One of the central open problems to classify the computational complexity of finite-domain constraint satisfaction problems within P is to prove better algorithmic results for CSPs with a Maltsev polymorphism; we do not even know whether these CSPs are in NC. Relatedly, the descriptive complexity of these problems is open as well. An important special case, previously studied by Carbonell from the perspective of uniform polynomial time-algorithms, are CSPs with a conservative Maltsev polymorphism. We show that for every finite structure B with a conservative Maltsev polymorphism, the CSP for B can be solved by a symmetric linear Z2-Datalog program, and in particular is in the complexity class parity-L. Previously, the best known algorithms just showed containment in P. In our proof we develop a structure theory for conservative Maltsev algebras which might be of independent interest.

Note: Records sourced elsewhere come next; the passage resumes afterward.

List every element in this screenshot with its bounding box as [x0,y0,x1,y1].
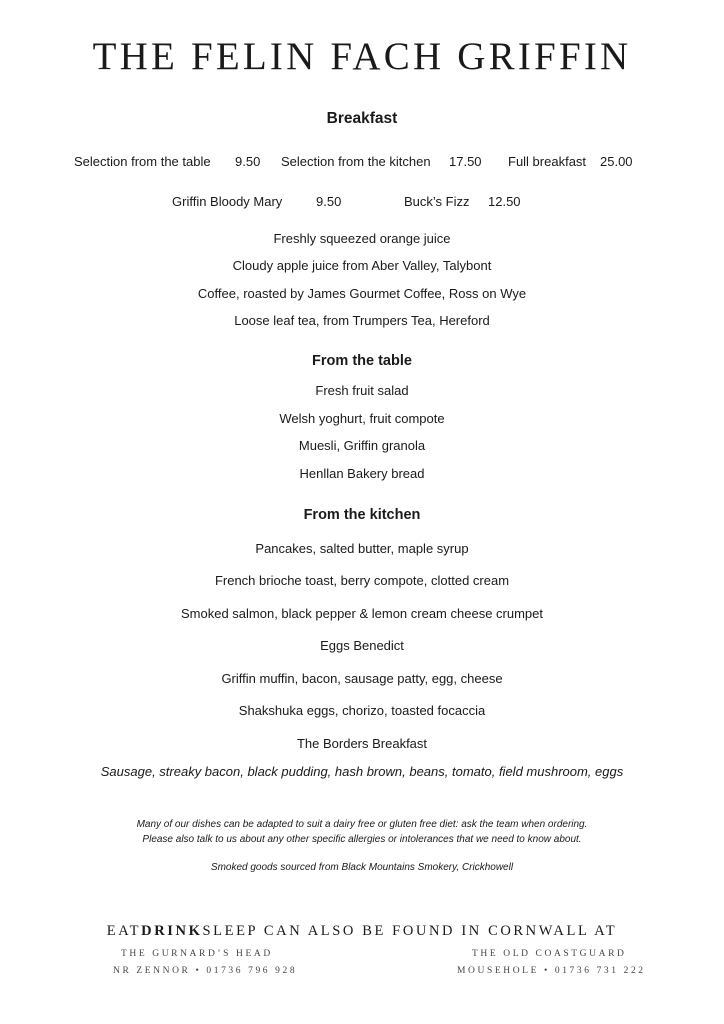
price-value: 25.00 [600,154,633,169]
menu-item: Muesli, Griffin granola [298,438,426,453]
breakfast-heading: Breakfast [326,110,398,127]
menu-item: Henllan Bakery bread [299,466,425,481]
drink-item: Freshly squeezed orange juice [273,231,451,246]
menu-item: Eggs Benedict [320,638,404,653]
price-value: 9.50 [316,194,342,209]
price-value: 12.50 [488,194,521,209]
price-value: 17.50 [449,154,482,169]
sleep-text: SLEEP CAN ALSO BE FOUND IN CORNWALL AT [202,923,618,939]
borders-breakfast-detail: Sausage, streaky bacon, black pudding, hash brown, beans, tomato, field mushroom, eggs [100,764,624,779]
price-label: Selection from the kitchen [281,154,431,169]
menu-item: Smoked salmon, black pepper & lemon cream cheese crumpet [180,606,543,621]
gurnards-head-contact: NR ZENNOR • 01736 796 928 [113,966,298,976]
price-label: Selection from the table [74,154,211,169]
menu-item: Shakshuka eggs, chorizo, toasted focaccia [238,703,486,718]
dietary-note: Many of our dishes can be adapted to suit a dairy free or gluten free diet: ask the team when ordering. [136,819,588,830]
price-label: Full breakfast [508,154,587,169]
allergy-note: Please also talk to us about any other specific allergies or intolerances that we need to know about. [142,834,582,845]
old-coastguard-name: THE OLD COASTGUARD [472,949,627,959]
restaurant-title: THE FELIN FACH GRIFFIN [92,35,632,78]
menu-item: Fresh fruit salad [315,383,409,398]
from-table-heading: From the table [312,353,412,369]
smokery-note: Smoked goods sourced from Black Mountains Smokery, Crickhowell [210,862,514,873]
menu-item: French brioche toast, berry compote, clotted cream [214,573,510,588]
drink-text: DRINK [141,923,203,939]
drink-item: Loose leaf tea, from Trumpers Tea, Hereford [234,313,490,328]
from-kitchen-heading: From the kitchen [303,507,421,523]
price-label: Buck’s Fizz [404,194,470,209]
old-coastguard-contact: MOUSEHOLE • 01736 731 222 [457,966,646,976]
menu-item: Pancakes, salted butter, maple syrup [255,541,469,556]
menu-item: Griffin muffin, bacon, sausage patty, egg, cheese [221,671,503,686]
menu-item: Welsh yoghurt, fruit compote [279,411,445,426]
gurnards-head-name: THE GURNARD’S HEAD [121,949,273,959]
eat-text: EAT [106,923,142,939]
price-value: 9.50 [235,154,261,169]
price-label: Griffin Bloody Mary [172,194,283,209]
drink-item: Coffee, roasted by James Gourmet Coffee, Ross on Wye [197,286,527,301]
cornwall-banner [0,923,724,940]
menu-item: The Borders Breakfast [296,736,428,751]
drink-item: Cloudy apple juice from Aber Valley, Talybont [232,258,492,273]
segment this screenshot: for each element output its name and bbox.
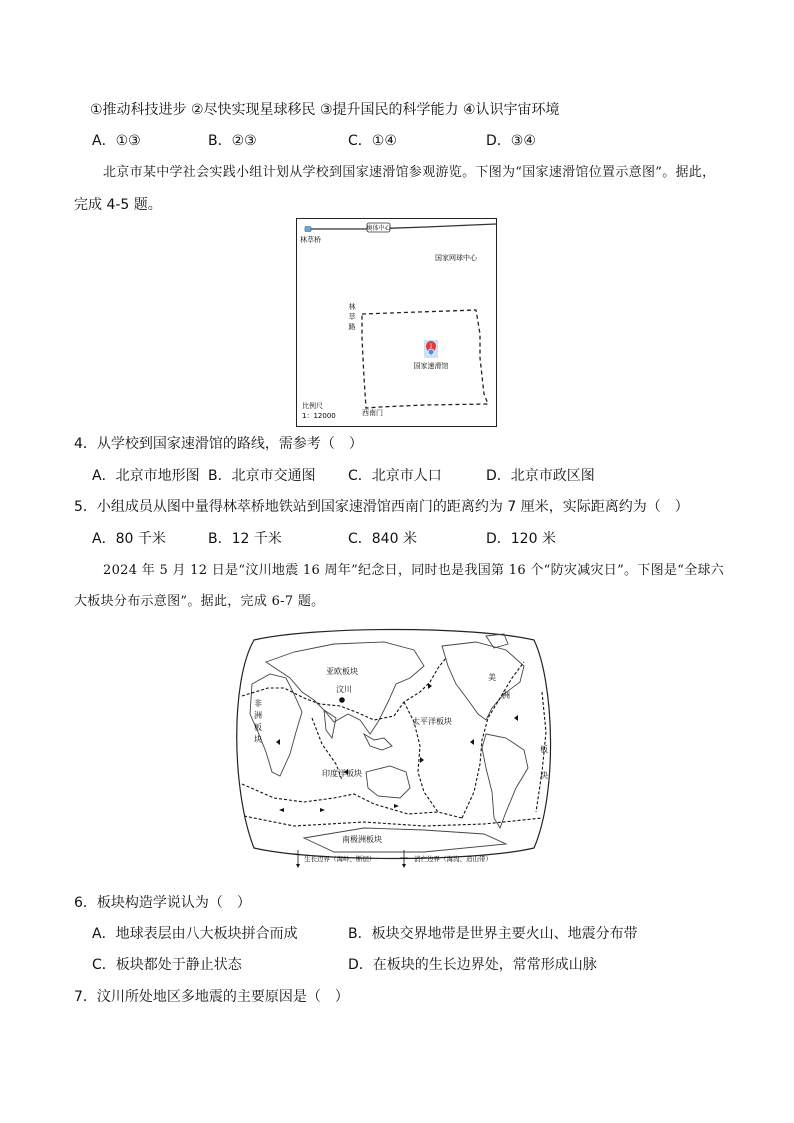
q6-option-c[interactable]: C．板块都处于静止状态 bbox=[92, 957, 242, 973]
q3-option-d[interactable]: D．③④ bbox=[486, 133, 536, 149]
passage2-line2: 大板块分布示意图”。据此，完成 6-7 题。 bbox=[74, 594, 325, 609]
america-label-2: 洲 bbox=[502, 691, 510, 700]
q3-option-b[interactable]: B．②③ bbox=[208, 133, 257, 149]
wenchuan-label: 汶川 bbox=[336, 685, 352, 694]
q6-stem: 6．板块构造学说认为（ ） bbox=[74, 895, 251, 911]
q4-option-c[interactable]: C．北京市人口 bbox=[348, 468, 442, 484]
q4-option-d[interactable]: D．北京市政区图 bbox=[486, 468, 595, 484]
passage2-line1: 2024 年 5 月 12 日是“汶川地震 16 周年”纪念日，同时也是我国第 16 个“防灾减灾日”。下图是“全球六 bbox=[103, 563, 725, 578]
road-label-2: 萃 bbox=[348, 313, 356, 321]
venue-label: 国家速滑馆 bbox=[413, 362, 449, 370]
africa-label-2: 洲 bbox=[254, 711, 262, 720]
q4-option-b[interactable]: B．北京市交通图 bbox=[208, 468, 316, 484]
q5-option-c[interactable]: C．840 米 bbox=[348, 531, 417, 547]
q5-option-d[interactable]: D．120 米 bbox=[486, 531, 556, 547]
legend-subduction: 消亡边界（海沟、造山带） bbox=[414, 855, 492, 863]
q3-option-a[interactable]: A．①③ bbox=[92, 133, 141, 149]
passage1-line1: 北京市某中学社会实践小组计划从学校到国家速滑馆参观游览。下图为“国家速滑馆位置示意图”。据此， bbox=[103, 165, 716, 180]
q5-stem: 5．小组成员从图中量得林萃桥地铁站到国家速滑馆西南门的距离约为 7 厘米，实际距离约为（ ） bbox=[74, 499, 689, 515]
q5-option-a[interactable]: A．80 千米 bbox=[92, 531, 166, 547]
indian-plate-label: 印度洋板块 bbox=[322, 769, 362, 778]
q3-option-c[interactable]: C．①④ bbox=[348, 133, 397, 149]
africa-label-1: 非 bbox=[254, 699, 262, 708]
tectonic-plates-map bbox=[224, 622, 564, 870]
passage1-line2: 完成 4-5 题。 bbox=[74, 197, 162, 213]
scale-value: 1：12000 bbox=[302, 412, 336, 420]
africa-label-3: 板 bbox=[254, 723, 262, 732]
q5-option-b[interactable]: B．12 千米 bbox=[208, 531, 282, 547]
plate-label-1: 板 bbox=[540, 745, 548, 754]
america-label-1: 美 bbox=[488, 673, 496, 682]
plate-label-2: 块 bbox=[540, 771, 548, 780]
legend-growth: 生长边界（海岭、断层） bbox=[304, 855, 376, 863]
q4-stem: 4．从学校到国家速滑馆的路线，需参考（ ） bbox=[74, 436, 363, 452]
gate-label: 西南门 bbox=[362, 409, 383, 417]
scale-title: 比例尺 bbox=[302, 402, 323, 410]
q6-option-a[interactable]: A．地球表层由八大板块拼合而成 bbox=[92, 926, 298, 942]
q7-stem: 7．汶川所处地区多地震的主要原因是（ ） bbox=[74, 989, 349, 1005]
q3-statement: ①推动科技进步 ②尽快实现星球移民 ③提升国民的科学能力 ④认识宇宙环境 bbox=[90, 102, 560, 118]
road-label-1: 林 bbox=[348, 303, 356, 311]
q6-option-d[interactable]: D．在板块的生长边界处，常常形成山脉 bbox=[348, 957, 597, 973]
tennis-center-label: 国家网球中心 bbox=[435, 254, 477, 262]
speed-skating-map bbox=[296, 218, 497, 427]
station-label: 林萃桥 bbox=[300, 236, 321, 244]
africa-label-4: 块 bbox=[254, 735, 262, 744]
pacific-label: 太平洋板块 bbox=[412, 717, 452, 726]
road-label-3: 路 bbox=[348, 323, 356, 331]
antarctic-plate-label: 南极洲板块 bbox=[342, 835, 382, 844]
eurasia-label: 亚欧板块 bbox=[326, 667, 358, 676]
q4-option-a[interactable]: A．北京市地形图 bbox=[92, 468, 200, 484]
q6-option-b[interactable]: B．板块交界地带是世界主要火山、地震分布带 bbox=[348, 926, 638, 942]
top-label: 奥体中心 bbox=[366, 225, 391, 232]
pin-number: 1 bbox=[429, 343, 433, 350]
wenchuan-dot bbox=[339, 697, 345, 703]
station-marker bbox=[305, 227, 311, 232]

翻译：在有限域约束满足问题的计算复杂性分类中，一个核心开放问题是如何为具有马尔采夫多态性的CSP设计更优算法；我们甚至尚未明确这类CSP是否属于NC类。与此相关，这些问题的描述复杂性也尚未解决。卡博内尔曾从均匀多项式时间算法角度研究过的一个重要特例，是具有保守马尔采夫多态性的CSP。我们证明：对于任意具有保守马尔采夫多态性的有限结构B，其约束满足问题可通过对称线性Z2-Datalog程序求解，特别地属于奇偶对数空间复杂性类。此前最著名的算法仅能证明其属于P类。在证明过程中，我们建立了保守马尔采夫代数的结构理论，该理论可能具有独立的研究价值。